De gemeente Amsterdam is tóch aansprakelijk voor een fatale duik in het ondiepe

De rechtbank Amsterdam wees op 31 maart 2022 de aansprakelijkheid van de gemeente Amsterdam af voor de schade die is ontstaan door een duikongeval. In haar uitspraak van 21 februari 2024 komt de rechtbank op deze eerdere beslissing terug vanwege nieuwe informatie.

Feiten en omstandigheden

Op 15 juni 2020 nam het slachtoffer een duik van de kade van de Bogortuin in Amsterdam. De Bogortuin ligt aan de IJhaven. De IJhaven is omgeven met een gebouw, de kade van de Bogortuin en terrassen. De terrastreden gaan van hoog naar laag het water in. Hierdoor is het water in de IJhaven voor een gedeelte ondiep. Het slachtoffer is in het ondiepe gedeelte van het water terechtgekomen. Hij is daarbij ‘head first’ te water gegaan. Hierdoor heeft het slachtoffer letsel opgelopen: een lage dwarslaesie, verbrijzelde wervels, meerdere ribfracturen, een fractuur van zijn schouderblad, een klaplong en een hoofdwond. Ten gevolge van het ongeval is hij hulpbehoevend. Hij zit in een rolstoel en heeft een hulphond.

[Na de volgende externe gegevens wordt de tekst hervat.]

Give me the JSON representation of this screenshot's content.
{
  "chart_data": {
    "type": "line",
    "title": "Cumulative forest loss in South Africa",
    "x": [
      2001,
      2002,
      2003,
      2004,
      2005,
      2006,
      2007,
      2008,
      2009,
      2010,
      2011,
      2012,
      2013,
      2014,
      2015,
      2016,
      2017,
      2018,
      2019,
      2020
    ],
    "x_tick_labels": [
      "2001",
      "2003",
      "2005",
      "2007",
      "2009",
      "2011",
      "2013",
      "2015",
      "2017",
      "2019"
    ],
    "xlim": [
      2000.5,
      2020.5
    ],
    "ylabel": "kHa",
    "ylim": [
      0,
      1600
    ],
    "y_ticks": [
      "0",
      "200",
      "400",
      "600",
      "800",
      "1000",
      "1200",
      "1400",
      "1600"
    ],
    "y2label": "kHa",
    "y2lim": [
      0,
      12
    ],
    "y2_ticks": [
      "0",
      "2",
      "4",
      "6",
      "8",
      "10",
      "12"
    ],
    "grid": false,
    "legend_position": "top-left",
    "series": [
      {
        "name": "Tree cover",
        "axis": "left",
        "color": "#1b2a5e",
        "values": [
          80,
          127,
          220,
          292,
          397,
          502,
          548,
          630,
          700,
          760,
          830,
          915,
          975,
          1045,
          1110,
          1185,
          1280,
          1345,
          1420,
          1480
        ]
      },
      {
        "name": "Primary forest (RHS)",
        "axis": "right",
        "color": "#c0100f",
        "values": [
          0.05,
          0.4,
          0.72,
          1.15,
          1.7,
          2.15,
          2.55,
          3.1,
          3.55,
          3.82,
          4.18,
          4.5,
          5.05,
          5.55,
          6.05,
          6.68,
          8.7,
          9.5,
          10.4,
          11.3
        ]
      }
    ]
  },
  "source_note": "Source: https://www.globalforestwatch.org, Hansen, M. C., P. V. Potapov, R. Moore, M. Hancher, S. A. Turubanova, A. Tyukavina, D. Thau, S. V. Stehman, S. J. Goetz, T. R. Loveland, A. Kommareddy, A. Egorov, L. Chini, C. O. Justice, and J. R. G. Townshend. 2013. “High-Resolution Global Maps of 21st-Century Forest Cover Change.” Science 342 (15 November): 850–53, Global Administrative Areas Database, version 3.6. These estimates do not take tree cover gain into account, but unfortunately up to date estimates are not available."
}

Het slachtoffer stelt de gemeente aansprakelijk op grond van artikel 6:162 (onrechtmatige daad) en artikel 6:174 (gebrekkig opstal). De gemeente zou onrechtmatig hebben gehandeld door onvoldoende te waarschuwen voor de gevaren van het duiken in het ondiepe water. Daarnaast zou de combinatie van de kade met de betonnen plaat die in het water ligt een gebrekkig opstal vormen, omdat sprake is van ondiep water waarin publiekelijk wordt gezwommen, terwijl dit ondiepe gedeelte niet zichtbaar is vanaf de kade.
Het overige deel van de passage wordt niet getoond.